But what means that sudden commotion—that loud shrill cheering? The mob is seen to part right and left, the rebel sepoys fling their caps in the air and wave their muskets excitedly as a body of fine, well-set-up men, fierce of aspect, turbaned, and clad in drab uniforms, marches into the courtyard of the fort. Though no word of command is given, the fresh arrivals there halt, fall out, and at once begin to fraternize with the mutineers. Behind the tall men appear a score of much smaller figures, clothed in the same uniform, and these shout and gesticulate more wildly than any.
“The Guides!” gasps Lieutenant Leigh.
“Traitors, by George!” thunders Major Munro, with intense and vehement bitterness. “Traitors!”
A long pause followed. The Britons gazed upon one another with blank, haggard faces. The whole Indian Empire was tumbling down, and none was loyal! Until this moment not a man amongst them but had known some ray of hope, however feeble.

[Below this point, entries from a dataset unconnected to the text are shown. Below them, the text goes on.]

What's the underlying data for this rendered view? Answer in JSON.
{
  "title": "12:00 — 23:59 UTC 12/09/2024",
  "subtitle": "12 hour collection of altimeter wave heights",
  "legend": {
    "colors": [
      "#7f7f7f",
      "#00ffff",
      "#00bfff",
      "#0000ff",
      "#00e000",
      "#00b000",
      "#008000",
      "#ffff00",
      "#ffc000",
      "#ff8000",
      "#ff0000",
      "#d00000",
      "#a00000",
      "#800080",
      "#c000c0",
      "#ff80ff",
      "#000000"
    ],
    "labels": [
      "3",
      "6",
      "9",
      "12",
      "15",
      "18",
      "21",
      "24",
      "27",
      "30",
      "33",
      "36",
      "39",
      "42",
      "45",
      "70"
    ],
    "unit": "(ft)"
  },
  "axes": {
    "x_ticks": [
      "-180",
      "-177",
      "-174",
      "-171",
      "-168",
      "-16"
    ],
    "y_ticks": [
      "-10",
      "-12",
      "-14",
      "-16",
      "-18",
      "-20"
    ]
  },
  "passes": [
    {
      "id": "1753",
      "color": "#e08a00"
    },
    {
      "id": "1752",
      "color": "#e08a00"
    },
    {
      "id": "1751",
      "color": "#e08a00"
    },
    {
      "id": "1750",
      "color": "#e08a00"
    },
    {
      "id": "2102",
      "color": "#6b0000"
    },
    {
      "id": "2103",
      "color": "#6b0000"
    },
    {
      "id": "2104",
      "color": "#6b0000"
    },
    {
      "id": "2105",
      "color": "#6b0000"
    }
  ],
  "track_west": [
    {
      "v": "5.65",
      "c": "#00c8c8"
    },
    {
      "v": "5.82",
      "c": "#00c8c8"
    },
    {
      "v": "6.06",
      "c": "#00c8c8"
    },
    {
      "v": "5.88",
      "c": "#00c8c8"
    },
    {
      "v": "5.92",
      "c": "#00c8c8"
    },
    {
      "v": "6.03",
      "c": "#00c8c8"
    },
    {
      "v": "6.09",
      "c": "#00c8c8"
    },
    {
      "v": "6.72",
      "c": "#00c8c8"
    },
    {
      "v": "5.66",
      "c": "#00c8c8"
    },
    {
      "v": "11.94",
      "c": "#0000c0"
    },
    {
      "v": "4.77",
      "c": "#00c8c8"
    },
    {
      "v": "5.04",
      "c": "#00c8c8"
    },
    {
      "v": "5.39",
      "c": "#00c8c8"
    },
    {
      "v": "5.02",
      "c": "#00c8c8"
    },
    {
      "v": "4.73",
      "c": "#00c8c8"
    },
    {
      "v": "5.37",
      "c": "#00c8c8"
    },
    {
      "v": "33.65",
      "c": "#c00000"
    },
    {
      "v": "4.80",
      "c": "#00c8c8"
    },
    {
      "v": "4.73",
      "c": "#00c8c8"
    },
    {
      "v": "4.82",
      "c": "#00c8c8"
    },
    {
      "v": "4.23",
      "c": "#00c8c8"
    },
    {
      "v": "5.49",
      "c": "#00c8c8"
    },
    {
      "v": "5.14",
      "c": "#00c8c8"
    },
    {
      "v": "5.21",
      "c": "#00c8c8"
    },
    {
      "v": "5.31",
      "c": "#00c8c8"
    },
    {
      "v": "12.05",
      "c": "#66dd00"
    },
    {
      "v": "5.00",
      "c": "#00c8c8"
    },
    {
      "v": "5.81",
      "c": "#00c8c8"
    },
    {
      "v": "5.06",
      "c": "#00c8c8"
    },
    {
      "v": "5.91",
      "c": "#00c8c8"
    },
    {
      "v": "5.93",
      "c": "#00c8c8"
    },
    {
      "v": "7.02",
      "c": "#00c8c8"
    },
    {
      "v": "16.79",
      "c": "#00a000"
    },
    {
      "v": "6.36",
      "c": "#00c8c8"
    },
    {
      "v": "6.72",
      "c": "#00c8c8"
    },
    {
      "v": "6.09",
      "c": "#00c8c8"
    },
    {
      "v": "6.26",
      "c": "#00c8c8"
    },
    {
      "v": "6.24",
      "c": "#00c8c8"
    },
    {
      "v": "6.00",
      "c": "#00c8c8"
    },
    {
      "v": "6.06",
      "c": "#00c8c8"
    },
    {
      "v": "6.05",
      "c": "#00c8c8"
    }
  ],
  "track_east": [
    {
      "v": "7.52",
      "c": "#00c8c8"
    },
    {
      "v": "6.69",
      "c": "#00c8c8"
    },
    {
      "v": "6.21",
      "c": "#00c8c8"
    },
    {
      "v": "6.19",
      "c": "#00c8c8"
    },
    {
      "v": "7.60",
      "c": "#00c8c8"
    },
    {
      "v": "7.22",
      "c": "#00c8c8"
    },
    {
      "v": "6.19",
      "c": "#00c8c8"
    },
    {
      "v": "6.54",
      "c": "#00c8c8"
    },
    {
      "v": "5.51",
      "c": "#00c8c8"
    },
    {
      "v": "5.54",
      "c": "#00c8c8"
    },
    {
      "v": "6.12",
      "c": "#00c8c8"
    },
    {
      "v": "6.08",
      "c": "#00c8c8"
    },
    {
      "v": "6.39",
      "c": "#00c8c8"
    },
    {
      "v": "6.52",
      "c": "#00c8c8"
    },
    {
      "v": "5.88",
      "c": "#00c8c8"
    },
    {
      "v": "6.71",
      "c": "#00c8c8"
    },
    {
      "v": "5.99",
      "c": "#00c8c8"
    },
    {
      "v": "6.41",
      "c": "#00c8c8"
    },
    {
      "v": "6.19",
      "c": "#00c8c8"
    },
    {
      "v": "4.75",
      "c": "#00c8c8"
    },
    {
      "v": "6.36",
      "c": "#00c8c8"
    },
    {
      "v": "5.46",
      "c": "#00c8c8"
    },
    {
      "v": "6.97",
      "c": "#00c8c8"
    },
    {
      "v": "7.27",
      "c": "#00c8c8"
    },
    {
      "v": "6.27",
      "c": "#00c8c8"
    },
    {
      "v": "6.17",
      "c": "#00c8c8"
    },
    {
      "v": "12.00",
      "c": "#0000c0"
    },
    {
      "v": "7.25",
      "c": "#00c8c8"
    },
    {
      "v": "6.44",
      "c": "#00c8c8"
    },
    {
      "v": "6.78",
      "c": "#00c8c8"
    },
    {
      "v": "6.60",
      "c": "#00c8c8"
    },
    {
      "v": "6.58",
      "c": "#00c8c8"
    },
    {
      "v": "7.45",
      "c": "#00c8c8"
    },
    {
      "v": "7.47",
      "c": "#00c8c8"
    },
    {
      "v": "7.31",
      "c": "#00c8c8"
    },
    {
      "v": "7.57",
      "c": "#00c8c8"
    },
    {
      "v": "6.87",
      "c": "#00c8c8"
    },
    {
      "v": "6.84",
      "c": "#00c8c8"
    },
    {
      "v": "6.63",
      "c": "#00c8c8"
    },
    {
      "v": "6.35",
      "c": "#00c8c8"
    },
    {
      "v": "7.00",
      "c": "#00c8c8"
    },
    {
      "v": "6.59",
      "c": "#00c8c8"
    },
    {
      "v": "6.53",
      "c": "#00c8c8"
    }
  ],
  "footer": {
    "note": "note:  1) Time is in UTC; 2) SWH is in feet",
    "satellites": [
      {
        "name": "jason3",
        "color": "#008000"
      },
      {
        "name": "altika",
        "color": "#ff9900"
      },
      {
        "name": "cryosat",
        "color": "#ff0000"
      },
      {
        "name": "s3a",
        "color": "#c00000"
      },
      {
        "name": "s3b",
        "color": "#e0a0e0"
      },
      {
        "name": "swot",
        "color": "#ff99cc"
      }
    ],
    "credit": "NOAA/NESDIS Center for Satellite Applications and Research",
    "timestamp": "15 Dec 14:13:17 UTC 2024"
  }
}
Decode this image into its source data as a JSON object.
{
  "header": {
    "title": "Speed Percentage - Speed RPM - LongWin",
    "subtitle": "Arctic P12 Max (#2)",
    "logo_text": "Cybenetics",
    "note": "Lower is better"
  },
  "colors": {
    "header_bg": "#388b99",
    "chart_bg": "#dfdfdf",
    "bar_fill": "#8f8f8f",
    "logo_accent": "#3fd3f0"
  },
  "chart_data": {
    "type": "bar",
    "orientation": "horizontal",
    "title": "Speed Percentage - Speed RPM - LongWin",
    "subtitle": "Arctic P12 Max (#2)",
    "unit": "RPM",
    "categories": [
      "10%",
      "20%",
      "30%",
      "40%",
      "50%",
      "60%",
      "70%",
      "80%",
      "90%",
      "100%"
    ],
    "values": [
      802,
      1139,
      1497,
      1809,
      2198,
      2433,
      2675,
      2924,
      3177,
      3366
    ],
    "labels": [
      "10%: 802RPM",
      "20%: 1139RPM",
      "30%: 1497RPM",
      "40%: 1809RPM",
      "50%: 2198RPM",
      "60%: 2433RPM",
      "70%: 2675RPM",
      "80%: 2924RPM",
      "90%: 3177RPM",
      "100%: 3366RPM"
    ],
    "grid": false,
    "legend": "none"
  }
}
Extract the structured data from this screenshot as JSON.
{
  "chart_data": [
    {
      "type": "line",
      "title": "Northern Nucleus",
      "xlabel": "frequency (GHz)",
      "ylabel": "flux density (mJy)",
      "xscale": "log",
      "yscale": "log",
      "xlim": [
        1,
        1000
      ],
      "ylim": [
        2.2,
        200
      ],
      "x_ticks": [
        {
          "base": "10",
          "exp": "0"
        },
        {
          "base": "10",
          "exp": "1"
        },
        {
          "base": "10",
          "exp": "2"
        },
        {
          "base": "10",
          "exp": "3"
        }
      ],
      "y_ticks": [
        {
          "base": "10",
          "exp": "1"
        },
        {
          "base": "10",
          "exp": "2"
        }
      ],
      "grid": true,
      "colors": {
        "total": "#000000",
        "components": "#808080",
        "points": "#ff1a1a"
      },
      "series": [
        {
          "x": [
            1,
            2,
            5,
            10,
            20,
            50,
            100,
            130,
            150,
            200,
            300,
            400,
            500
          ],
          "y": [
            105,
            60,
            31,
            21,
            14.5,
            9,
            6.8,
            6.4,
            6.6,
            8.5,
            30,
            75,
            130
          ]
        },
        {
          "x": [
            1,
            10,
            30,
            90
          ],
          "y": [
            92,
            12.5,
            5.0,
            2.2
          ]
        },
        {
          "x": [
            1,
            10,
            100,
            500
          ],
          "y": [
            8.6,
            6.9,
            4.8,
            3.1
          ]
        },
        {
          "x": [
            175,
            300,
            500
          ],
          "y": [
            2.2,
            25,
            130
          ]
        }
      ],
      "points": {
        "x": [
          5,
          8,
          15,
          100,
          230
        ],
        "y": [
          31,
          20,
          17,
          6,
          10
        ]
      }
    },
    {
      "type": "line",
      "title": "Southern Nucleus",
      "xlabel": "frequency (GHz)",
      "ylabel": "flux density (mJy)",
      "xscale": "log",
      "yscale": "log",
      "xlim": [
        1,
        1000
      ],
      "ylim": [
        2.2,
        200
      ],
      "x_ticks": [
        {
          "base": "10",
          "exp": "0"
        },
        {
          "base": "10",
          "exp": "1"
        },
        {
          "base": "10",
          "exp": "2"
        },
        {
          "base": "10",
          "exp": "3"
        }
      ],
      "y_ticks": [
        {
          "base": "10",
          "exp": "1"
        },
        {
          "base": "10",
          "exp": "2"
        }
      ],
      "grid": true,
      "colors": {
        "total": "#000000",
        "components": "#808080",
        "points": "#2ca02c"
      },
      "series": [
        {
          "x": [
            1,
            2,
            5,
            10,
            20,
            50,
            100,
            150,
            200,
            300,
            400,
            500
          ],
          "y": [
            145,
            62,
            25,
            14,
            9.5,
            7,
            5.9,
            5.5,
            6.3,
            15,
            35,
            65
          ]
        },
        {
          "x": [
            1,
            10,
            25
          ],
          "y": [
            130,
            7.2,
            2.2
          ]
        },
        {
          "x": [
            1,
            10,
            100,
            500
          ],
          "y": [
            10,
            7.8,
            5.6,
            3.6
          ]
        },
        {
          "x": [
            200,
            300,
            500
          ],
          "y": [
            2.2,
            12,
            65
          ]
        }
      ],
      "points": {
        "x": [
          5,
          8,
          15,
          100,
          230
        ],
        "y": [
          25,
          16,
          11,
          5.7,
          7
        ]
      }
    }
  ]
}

“Are they truly the Guides?” asked one. “Who, then, are the little beggars?” pointing to the rearmost.
“Gurkhas of the Guide Corps,” answered Leigh, no less bitterly. “And their officers have always maintained that Gurkhas can be trusted when all others fail. Well, we live and learn.”
“Aye, we learn,—but not the other,” was Munro’s grim aside.
Momentarily forgetting their predicament, Ted stared with great interest at the short figures and Tartar laces that grinned in fiendish anticipation; for his father had often spoken in terms of the highest praise of these reputedly fearless Himalayan mountaineers, against whom he had fought, and whom he had afterwards led.
“Well, if those are Gurkhas, I don’t think much of ’em,” said the ensign, his critical spirit asserting itself even at this crisis. “Our seventy Rajputs could tackle a hundred of them.”
As for Faiz Talab, his eyes seemed to be starting from his head.